Protagonists who see CSP as the best bet, in fact hardly a gamble, point out that much of the pioneering technical work has moved off the R&D drawing board and is proving its worth in Spain and the United States. What’s more, Abengoa of Spain, South Africa’s 51% stakeholder partner in its first CSP ventures, is a global leader in CSP technology. Their projects are a 100MW parabolic trough project at Upington and a 50MW tower facility at Pofadder, both in the Kalahari scrublands.
lots of sun & space available
Few regions in Africa – apart from the Sahara Desert – receive the intensity of solar radiation that bakes South Africa’s Northern Cape Province for at least 350 days a year, and have as much free land to spare, bearing in mind the space that solar generation demands.
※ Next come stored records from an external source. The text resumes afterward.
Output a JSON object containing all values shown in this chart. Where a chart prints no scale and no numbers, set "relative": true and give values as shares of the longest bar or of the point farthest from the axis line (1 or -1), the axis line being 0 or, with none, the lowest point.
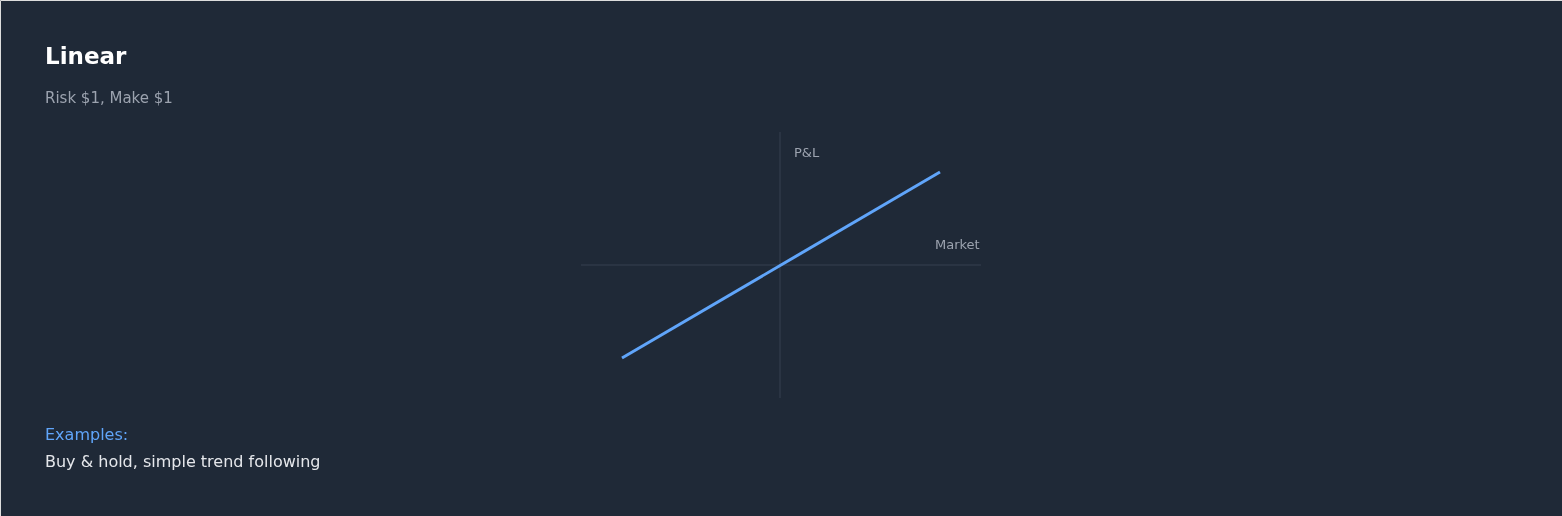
{
  "chart_data": {
    "type": "line",
    "title": "Linear",
    "subtitle": "Risk $1, Make $1",
    "xlabel": "Market",
    "ylabel": "P&L",
    "annotations": [
      "Examples:",
      "Buy & hold, simple trend following"
    ],
    "categories": [
      null,
      null,
      null
    ],
    "relative": true,
    "series": [
      {
        "color": "#60a5fa",
        "values": [
          -1,
          0,
          1
        ]
      }
    ]
  }
}
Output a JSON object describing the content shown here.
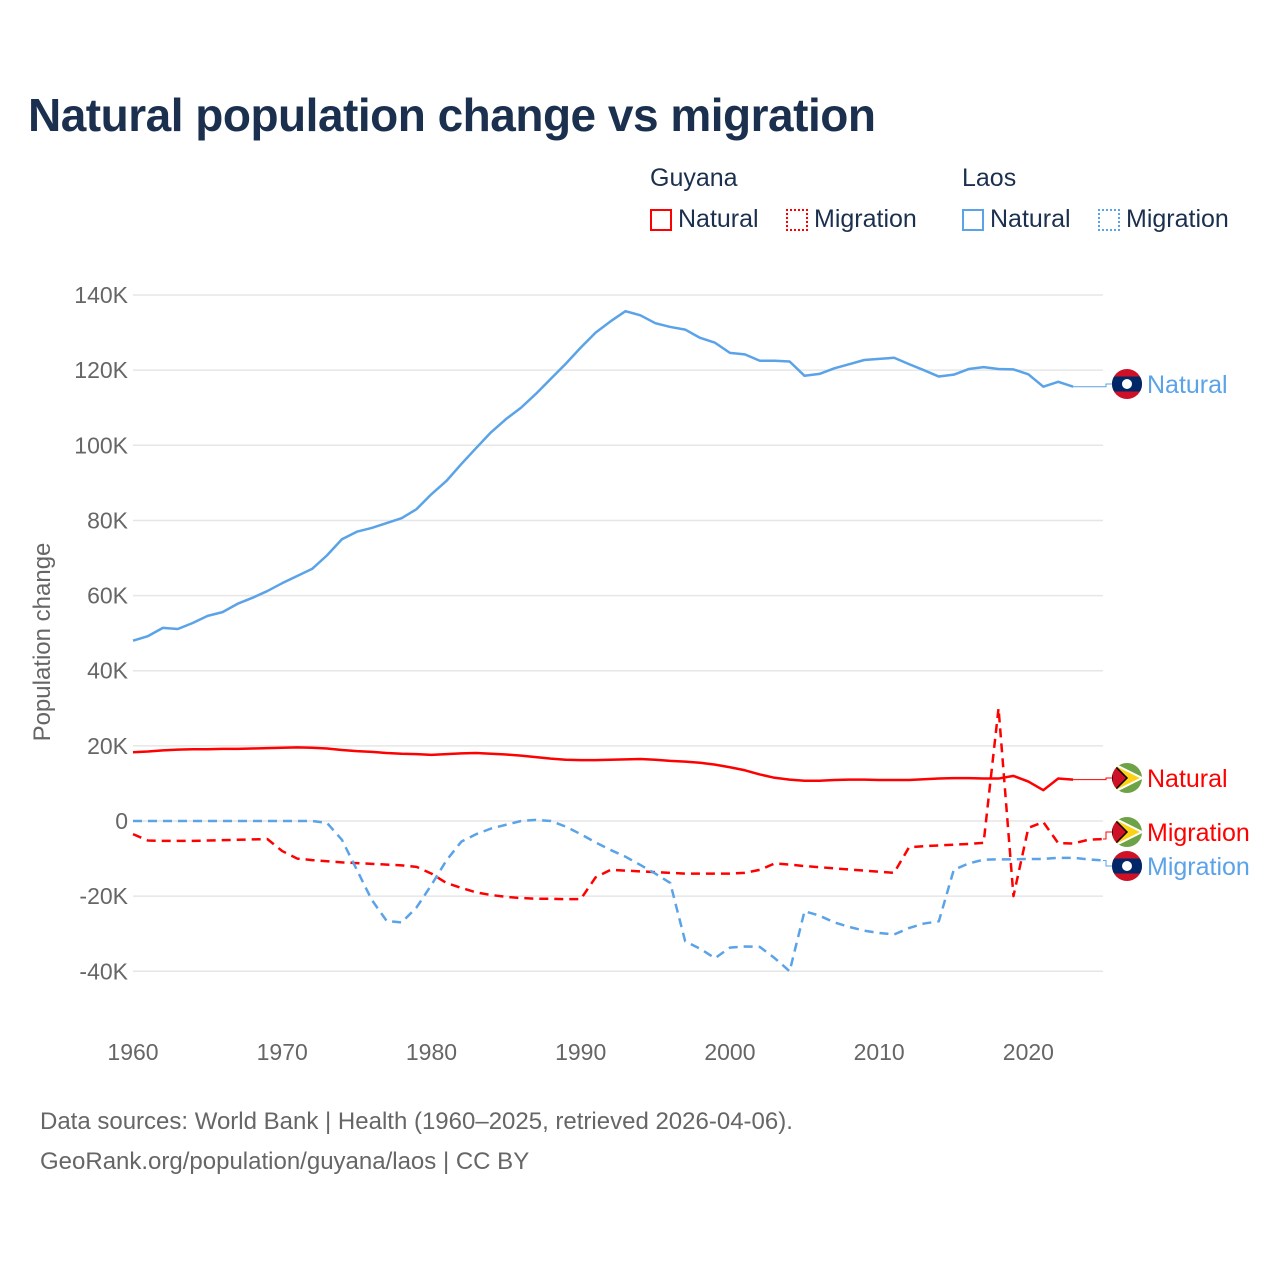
{
  "chart_data": {
    "type": "line",
    "title": "Natural population change vs migration",
    "xlabel": "",
    "ylabel": "Population change",
    "xlim": [
      1960,
      2025
    ],
    "ylim": [
      -50000,
      140000
    ],
    "y_ticks": [
      -40000,
      -20000,
      0,
      20000,
      40000,
      60000,
      80000,
      100000,
      120000,
      140000
    ],
    "y_tick_labels": [
      "-40K",
      "-20K",
      "0",
      "20K",
      "40K",
      "60K",
      "80K",
      "100K",
      "120K",
      "140K"
    ],
    "x_ticks": [
      1960,
      1970,
      1980,
      1990,
      2000,
      2010,
      2020
    ],
    "x_tick_labels": [
      "1960",
      "1970",
      "1980",
      "1990",
      "2000",
      "2010",
      "2020"
    ],
    "grid": true,
    "legend": {
      "placement": "top-right",
      "groups": [
        {
          "name": "Guyana",
          "items": [
            "Natural",
            "Migration"
          ]
        },
        {
          "name": "Laos",
          "items": [
            "Natural",
            "Migration"
          ]
        }
      ]
    },
    "series": [
      {
        "name": "Laos Natural",
        "country": "Laos",
        "kind": "Natural",
        "label": "Natural",
        "color": "#5aa3e8",
        "dashed": false,
        "start_year": 1960,
        "values": [
          48000,
          49200,
          51400,
          51100,
          52700,
          54600,
          55600,
          57800,
          59400,
          61200,
          63300,
          65200,
          67100,
          70700,
          75000,
          77000,
          78000,
          79300,
          80600,
          83000,
          87000,
          90500,
          95000,
          99300,
          103500,
          107000,
          110000,
          113700,
          117700,
          121700,
          126000,
          130000,
          133000,
          135700,
          134600,
          132500,
          131500,
          130800,
          128600,
          127300,
          124600,
          124200,
          122500,
          122500,
          122300,
          118500,
          119000,
          120500,
          121600,
          122700,
          123000,
          123300,
          121600,
          120000,
          118300,
          118800,
          120300,
          120800,
          120300,
          120200,
          118900,
          115600,
          116900,
          115600
        ]
      },
      {
        "name": "Guyana Natural",
        "country": "Guyana",
        "kind": "Natural",
        "label": "Natural",
        "color": "#ff0000",
        "dashed": false,
        "start_year": 1960,
        "values": [
          18300,
          18500,
          18800,
          19000,
          19100,
          19100,
          19200,
          19200,
          19300,
          19400,
          19500,
          19600,
          19500,
          19300,
          18900,
          18600,
          18400,
          18100,
          17900,
          17800,
          17600,
          17800,
          18000,
          18100,
          17900,
          17700,
          17400,
          17000,
          16600,
          16300,
          16200,
          16200,
          16300,
          16400,
          16500,
          16300,
          16000,
          15800,
          15500,
          15000,
          14300,
          13500,
          12400,
          11500,
          11000,
          10700,
          10700,
          10900,
          11000,
          11000,
          10900,
          10900,
          10900,
          11100,
          11300,
          11400,
          11400,
          11300,
          11300,
          12000,
          10500,
          8200,
          11300,
          11000
        ]
      },
      {
        "name": "Guyana Migration",
        "country": "Guyana",
        "kind": "Migration",
        "label": "Migration",
        "color": "#ff0000",
        "dashed": true,
        "start_year": 1960,
        "values": [
          -3500,
          -5200,
          -5300,
          -5300,
          -5300,
          -5200,
          -5100,
          -5000,
          -4900,
          -4800,
          -8000,
          -10000,
          -10400,
          -10700,
          -11000,
          -11200,
          -11400,
          -11600,
          -11800,
          -12200,
          -14000,
          -16500,
          -17800,
          -19000,
          -19700,
          -20200,
          -20500,
          -20700,
          -20700,
          -20800,
          -20800,
          -15000,
          -13000,
          -13200,
          -13400,
          -13600,
          -13800,
          -14000,
          -14000,
          -14000,
          -14000,
          -13800,
          -13000,
          -11300,
          -11600,
          -12000,
          -12300,
          -12600,
          -12900,
          -13200,
          -13500,
          -13800,
          -7000,
          -6700,
          -6500,
          -6300,
          -6100,
          -5800,
          30000,
          -20000,
          -1800,
          -300,
          -5900,
          -6000,
          -5000,
          -4800
        ]
      },
      {
        "name": "Laos Migration",
        "country": "Laos",
        "kind": "Migration",
        "label": "Migration",
        "color": "#5aa3e8",
        "dashed": true,
        "start_year": 1960,
        "values": [
          0,
          0,
          0,
          0,
          0,
          0,
          0,
          0,
          0,
          0,
          0,
          0,
          0,
          -500,
          -5000,
          -13000,
          -21000,
          -26600,
          -27000,
          -23000,
          -17000,
          -10500,
          -5500,
          -3500,
          -2000,
          -1000,
          0,
          300,
          0,
          -1500,
          -3500,
          -5700,
          -7700,
          -9500,
          -11700,
          -14000,
          -16500,
          -32000,
          -34000,
          -36500,
          -33700,
          -33400,
          -33500,
          -36500,
          -40000,
          -24000,
          -25200,
          -27000,
          -28200,
          -29200,
          -29800,
          -30200,
          -28500,
          -27300,
          -26700,
          -13000,
          -11300,
          -10300,
          -10200,
          -10200,
          -10100,
          -10100,
          -9800,
          -9800,
          -10200,
          -10500
        ]
      }
    ]
  },
  "sources": {
    "line1": "Data sources: World Bank | Health (1960–2025, retrieved 2026-04-06).",
    "line2": "GeoRank.org/population/guyana/laos | CC BY"
  },
  "colors": {
    "title": "#1b2f4e",
    "guyana": "#ff0000",
    "laos": "#5aa3e8",
    "grid": "#e6e6e6",
    "axis_text": "#666666"
  }
}
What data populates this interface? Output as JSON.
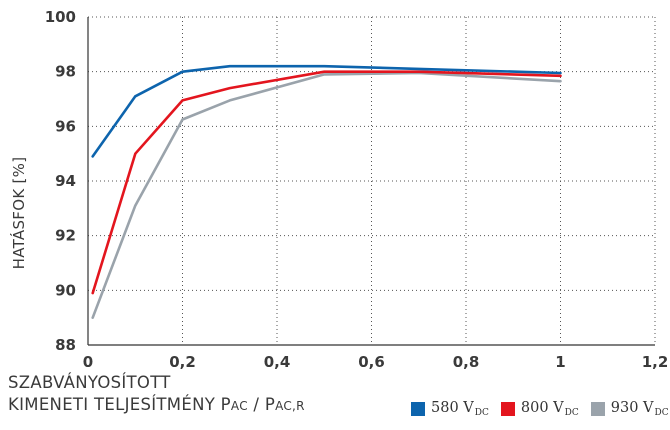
{
  "chart_data": {
    "type": "line",
    "ylabel": "HATÁSFOK [%]",
    "xlabel_line1": "SZABVÁNYOSÍTOTT",
    "xlabel_line2_prefix": "KIMENETI TELJESÍTMÉNY P",
    "xlabel_sub1": "AC",
    "xlabel_mid": " / P",
    "xlabel_sub2": "AC,R",
    "xlim": [
      0,
      1.2
    ],
    "ylim": [
      88,
      100
    ],
    "x_ticks": [
      0,
      0.2,
      0.4,
      0.6,
      0.8,
      1,
      1.2
    ],
    "x_tick_labels": [
      "0",
      "0,2",
      "0,4",
      "0,6",
      "0,8",
      "1",
      "1,2"
    ],
    "y_ticks": [
      88,
      90,
      92,
      94,
      96,
      98,
      100
    ],
    "y_tick_labels": [
      "88",
      "90",
      "92",
      "94",
      "96",
      "98",
      "100"
    ],
    "grid": true,
    "legend_position": "bottom-right",
    "series": [
      {
        "name": "580 V",
        "name_sub": "DC",
        "color": "#0d64ad",
        "x": [
          0.01,
          0.1,
          0.2,
          0.3,
          0.5,
          0.7,
          1.0
        ],
        "y": [
          94.9,
          97.1,
          98.0,
          98.2,
          98.2,
          98.1,
          97.95
        ]
      },
      {
        "name": "800 V",
        "name_sub": "DC",
        "color": "#e3151e",
        "x": [
          0.01,
          0.1,
          0.2,
          0.3,
          0.5,
          0.7,
          1.0
        ],
        "y": [
          89.9,
          95.0,
          96.95,
          97.4,
          98.0,
          98.0,
          97.85
        ]
      },
      {
        "name": "930 V",
        "name_sub": "DC",
        "color": "#9aa3ab",
        "x": [
          0.01,
          0.1,
          0.2,
          0.3,
          0.5,
          0.7,
          1.0
        ],
        "y": [
          89.0,
          93.1,
          96.25,
          96.95,
          97.9,
          97.95,
          97.65
        ]
      }
    ]
  }
}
The strides PV are making technologically and in generation cost reduction is emerging as its most effective weapons its competition with CSP, if that is what it is. PV is also playing catch-up with CSP in heat generation with emerging CPV technology and an array of such cogenerators such as CSP-PV, for example. Perhaps the solution won’t be found in individual technologies but in a melting pot of like-minded production methods.
Meanwhile, the European Investment Bank (EIB) has joined the funding portfolio of the joint Abengoa-SA Industrial Development Corporation’s Khi Solar One project in South Africa’s Northern Cape Province with a $63.5m contribution. It is the first large CSP project in sub-Saharan Africa and a milestone private sector renewable energy project in South Africa.
The EIB funding support came at the financial close of a slew of 28 renewable energy projects at the closing ceremony for REBID 1 projects. Electricity generated at the Khi Solar One plant will be sold to South Africa’s state owned utility, Eskom, on a 20-year power purchase agreement. Some 600 construction jobs will be created during the build with about 35 full time plant operations employees. The project has a two-hour storage capacity and will prevent an annual 183,000mt of CO2 emissions. The Khi Solar One project consists of a 200m high tower with around 4,500 heliostat moving mirrors on a 600 hectare site.
By Tom Nevin. Source: CSP Today
The Khi Solar One plant, located close to Upington, will harness solar radiation by focusing it onto a small area to produce steam, which drives a turbine and produces electricity.